A reception before the preview attracted an impressively broad segment of the Seattle community who had professional or emotional interests in Eastern Europe. Our Baltic community representatives were included. Mr. Ruffin, as well as the University, considered the presentation of this documentary of such significance, that all three individuals responsible for the production of the film, director Bruce Young, producer Jennifer Law Young, and script writer Vladimir Klimenko, and one of the survivors featured in the documentary, Semyon Vilenski, were flown here from various parts of the globe, specifically for the evening.

The lively interaction among the guests in the reception hall had a counterbalance. However, a photographic exhibit on the walls enveloped us: graphically depicting what we were about to see on the screen. The viewing of the documentary, which followed, was open to the public, and although it was mid-week, the auditorium of the University's Henry Art Gallery was packed, and people had to be turned away.

The film lasted an hour and stunned the audience. The almost grotesque subject matter, contrasted with the simplicity, dignity, and straightforwardness of its presentation, visibly moved the viewers. Following the showing, members of the panel engaged the audience in what became an emotion-filled dialogue.

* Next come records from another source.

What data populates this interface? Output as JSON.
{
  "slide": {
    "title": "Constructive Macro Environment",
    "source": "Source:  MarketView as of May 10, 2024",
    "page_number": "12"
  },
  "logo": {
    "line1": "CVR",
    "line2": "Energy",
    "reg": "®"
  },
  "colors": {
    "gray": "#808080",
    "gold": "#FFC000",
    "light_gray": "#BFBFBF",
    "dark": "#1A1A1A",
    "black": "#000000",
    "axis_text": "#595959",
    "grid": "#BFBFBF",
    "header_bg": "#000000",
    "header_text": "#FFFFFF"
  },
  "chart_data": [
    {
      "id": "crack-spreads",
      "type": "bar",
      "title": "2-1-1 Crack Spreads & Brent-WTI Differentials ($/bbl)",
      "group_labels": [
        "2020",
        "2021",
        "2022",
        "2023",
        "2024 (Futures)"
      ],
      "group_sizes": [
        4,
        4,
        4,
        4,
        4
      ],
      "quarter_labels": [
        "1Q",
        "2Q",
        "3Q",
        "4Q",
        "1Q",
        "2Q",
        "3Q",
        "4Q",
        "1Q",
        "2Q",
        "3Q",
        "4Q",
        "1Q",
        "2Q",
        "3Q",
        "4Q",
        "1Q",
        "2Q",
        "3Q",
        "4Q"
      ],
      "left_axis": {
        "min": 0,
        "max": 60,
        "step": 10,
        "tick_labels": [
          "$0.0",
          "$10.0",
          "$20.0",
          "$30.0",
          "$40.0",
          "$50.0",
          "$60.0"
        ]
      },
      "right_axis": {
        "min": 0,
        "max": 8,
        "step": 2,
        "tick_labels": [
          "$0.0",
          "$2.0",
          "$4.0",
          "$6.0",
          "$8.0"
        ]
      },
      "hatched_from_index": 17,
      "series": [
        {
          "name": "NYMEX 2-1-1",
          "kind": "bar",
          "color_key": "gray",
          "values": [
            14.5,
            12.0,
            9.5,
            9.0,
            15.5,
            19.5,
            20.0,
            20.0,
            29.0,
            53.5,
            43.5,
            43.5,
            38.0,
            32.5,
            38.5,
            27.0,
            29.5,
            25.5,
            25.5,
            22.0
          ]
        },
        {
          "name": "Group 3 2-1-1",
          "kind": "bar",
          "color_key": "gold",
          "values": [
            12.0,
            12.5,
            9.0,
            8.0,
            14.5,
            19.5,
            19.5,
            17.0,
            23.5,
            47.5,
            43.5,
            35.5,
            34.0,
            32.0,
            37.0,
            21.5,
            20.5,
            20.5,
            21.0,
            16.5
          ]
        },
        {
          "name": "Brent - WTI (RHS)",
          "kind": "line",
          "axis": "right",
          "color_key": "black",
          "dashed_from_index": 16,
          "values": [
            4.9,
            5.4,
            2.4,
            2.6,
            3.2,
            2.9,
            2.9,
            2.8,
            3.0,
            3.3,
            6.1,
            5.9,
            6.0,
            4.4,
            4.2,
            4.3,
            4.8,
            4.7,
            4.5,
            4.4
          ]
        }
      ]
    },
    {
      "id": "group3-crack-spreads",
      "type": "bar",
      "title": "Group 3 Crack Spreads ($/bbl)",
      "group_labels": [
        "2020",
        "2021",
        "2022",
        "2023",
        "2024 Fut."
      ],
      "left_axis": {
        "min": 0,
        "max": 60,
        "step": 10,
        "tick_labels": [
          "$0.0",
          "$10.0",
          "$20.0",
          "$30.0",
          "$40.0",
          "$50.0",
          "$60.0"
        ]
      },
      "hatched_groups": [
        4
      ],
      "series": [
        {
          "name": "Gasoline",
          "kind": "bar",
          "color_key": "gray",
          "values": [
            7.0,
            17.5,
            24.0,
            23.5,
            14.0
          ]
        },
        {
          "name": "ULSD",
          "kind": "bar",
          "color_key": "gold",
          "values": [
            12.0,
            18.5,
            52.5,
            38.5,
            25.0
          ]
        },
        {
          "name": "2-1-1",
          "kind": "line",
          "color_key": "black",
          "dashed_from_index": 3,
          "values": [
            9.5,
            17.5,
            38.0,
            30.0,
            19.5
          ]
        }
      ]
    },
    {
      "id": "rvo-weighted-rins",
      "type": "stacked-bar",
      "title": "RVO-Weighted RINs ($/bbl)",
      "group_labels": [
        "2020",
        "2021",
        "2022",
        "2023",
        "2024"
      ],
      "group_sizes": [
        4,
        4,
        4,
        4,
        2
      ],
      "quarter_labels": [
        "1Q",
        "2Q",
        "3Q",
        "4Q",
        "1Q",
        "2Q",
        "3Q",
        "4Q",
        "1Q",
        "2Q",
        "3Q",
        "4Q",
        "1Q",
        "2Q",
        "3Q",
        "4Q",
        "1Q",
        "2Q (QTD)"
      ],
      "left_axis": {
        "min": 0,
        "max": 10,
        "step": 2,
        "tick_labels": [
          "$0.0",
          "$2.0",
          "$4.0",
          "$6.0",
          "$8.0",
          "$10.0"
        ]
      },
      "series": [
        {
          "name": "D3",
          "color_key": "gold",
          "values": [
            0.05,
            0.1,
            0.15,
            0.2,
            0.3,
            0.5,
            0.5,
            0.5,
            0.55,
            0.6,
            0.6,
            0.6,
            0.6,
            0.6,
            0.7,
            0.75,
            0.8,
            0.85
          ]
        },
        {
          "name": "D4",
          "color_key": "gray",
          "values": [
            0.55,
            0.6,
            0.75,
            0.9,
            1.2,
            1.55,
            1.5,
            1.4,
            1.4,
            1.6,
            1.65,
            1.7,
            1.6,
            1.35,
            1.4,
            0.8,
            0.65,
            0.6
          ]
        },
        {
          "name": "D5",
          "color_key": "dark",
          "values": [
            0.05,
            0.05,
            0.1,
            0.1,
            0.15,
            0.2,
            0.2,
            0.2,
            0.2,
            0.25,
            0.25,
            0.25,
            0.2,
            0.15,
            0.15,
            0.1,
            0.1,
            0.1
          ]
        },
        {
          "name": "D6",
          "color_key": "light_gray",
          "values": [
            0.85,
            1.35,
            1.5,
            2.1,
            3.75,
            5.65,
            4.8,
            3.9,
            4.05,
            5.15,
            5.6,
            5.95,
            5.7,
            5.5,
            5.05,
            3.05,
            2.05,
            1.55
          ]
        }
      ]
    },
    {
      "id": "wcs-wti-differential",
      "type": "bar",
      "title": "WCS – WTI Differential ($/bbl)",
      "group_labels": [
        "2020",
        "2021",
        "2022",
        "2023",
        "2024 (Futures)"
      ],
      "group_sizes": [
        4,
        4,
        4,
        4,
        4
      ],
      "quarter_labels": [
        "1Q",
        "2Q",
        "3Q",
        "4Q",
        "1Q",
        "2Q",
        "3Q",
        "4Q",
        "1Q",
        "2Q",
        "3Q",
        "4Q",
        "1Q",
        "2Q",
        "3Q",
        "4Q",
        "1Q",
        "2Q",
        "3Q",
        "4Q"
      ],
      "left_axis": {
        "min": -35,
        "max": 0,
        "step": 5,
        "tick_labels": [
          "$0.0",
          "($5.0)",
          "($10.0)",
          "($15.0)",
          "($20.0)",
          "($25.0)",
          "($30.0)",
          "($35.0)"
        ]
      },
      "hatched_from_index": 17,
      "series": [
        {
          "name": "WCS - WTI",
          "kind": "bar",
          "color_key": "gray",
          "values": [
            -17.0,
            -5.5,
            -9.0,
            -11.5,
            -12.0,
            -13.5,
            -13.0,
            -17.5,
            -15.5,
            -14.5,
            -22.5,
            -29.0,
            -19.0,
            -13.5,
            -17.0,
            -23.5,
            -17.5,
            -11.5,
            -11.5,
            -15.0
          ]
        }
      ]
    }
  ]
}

Holt Ruffin, Professor Herbert Ellison, and world renowned specialist on Soviet history, Semyon Vilenski (the just seen survivor), and the originators of the film -- Bruce Young, Jennifer Law Young, and Vladimir Klimenko, and Vlad Raskin of the Jackson School, all spoke, reacted, amplified, explained, and reminisced, providing a poignant dimension.

For us Lithuanians, a high point came when a member of the audience, Vytautas Svagzdys, himself and his wife survivors of the Gulags of Norilsk, stood up and with breaking voice expressed gratitude to all responsible for this film and for its presentation. For this was his story as well, he said, his and that of millions who never came back. Perhaps Vytautas Svagzdys reaffirmed what on the screen the survivors had alluded to or stated in various ways: their mission in their remaining years is not to let the horrors of the Gulags or their victims be forgotten. The documentary "Stolen Years" is a fitting memorial to those victims.

For decades, the Western press, the media, and the filmmakers only gingerly touched upon Soviet participation in World War II and the aftermath that raged in the USSR. Western governments, in the interests of "détente", officially ignored the Gulags. Academics, claiming objectivity or neutrality, frequently accepted the Soviet line of the non-existence of the Gulags. To this day, any coverage of this holocaust in Siberia remains scant. When the makers of this film approached funding sources expecting to hear that they are competing with a long line of others interested in this subject, they were surprised that they stood alone!

At the time of this writing (mid-May), Public Broadcasting Stations in a number of areas of the United States have not yet aired "Stolen Years" and in all likelihood will not do so unless they feel public pressure from their viewers. Fortunately, in Los Angeles, the Sacramento area, possibly Cleveland, and other cities, as well as in Canada and Australia, Lithuanians as well as Hungarians and perhaps others, are already making such efforts.

The video "Stolen Years" is available for purchase from:

The Blackwell Corp.
1000 Wilson Blvd.
Arlington, VA 22209
tel. 703 524-2300

The price is $39.95 including shipping and handling; MasterCard and VISA accepted. (It does not exist in PAL format)

The companion volume to the documentary is just appearing in major bookstores. The price is $29.95 but <www.Amazon.com> and <www.Barnesandnoble.com> offers a 30% discount.

The makers of the film, Bruce Young, the director; Jennifer Law Young, the producer; and Vladimir Klimenko, the scriptwriter, have given us back our story. Now it is our task to promote "Stolen Years." It must be aired wherever the English language is spoken; we must inform the public of its existence; and we must get the video and its companion volume into libraries. After fifty years of virtual silence, the window to the holocaust in the Siberian Gulags is finally coming ajar.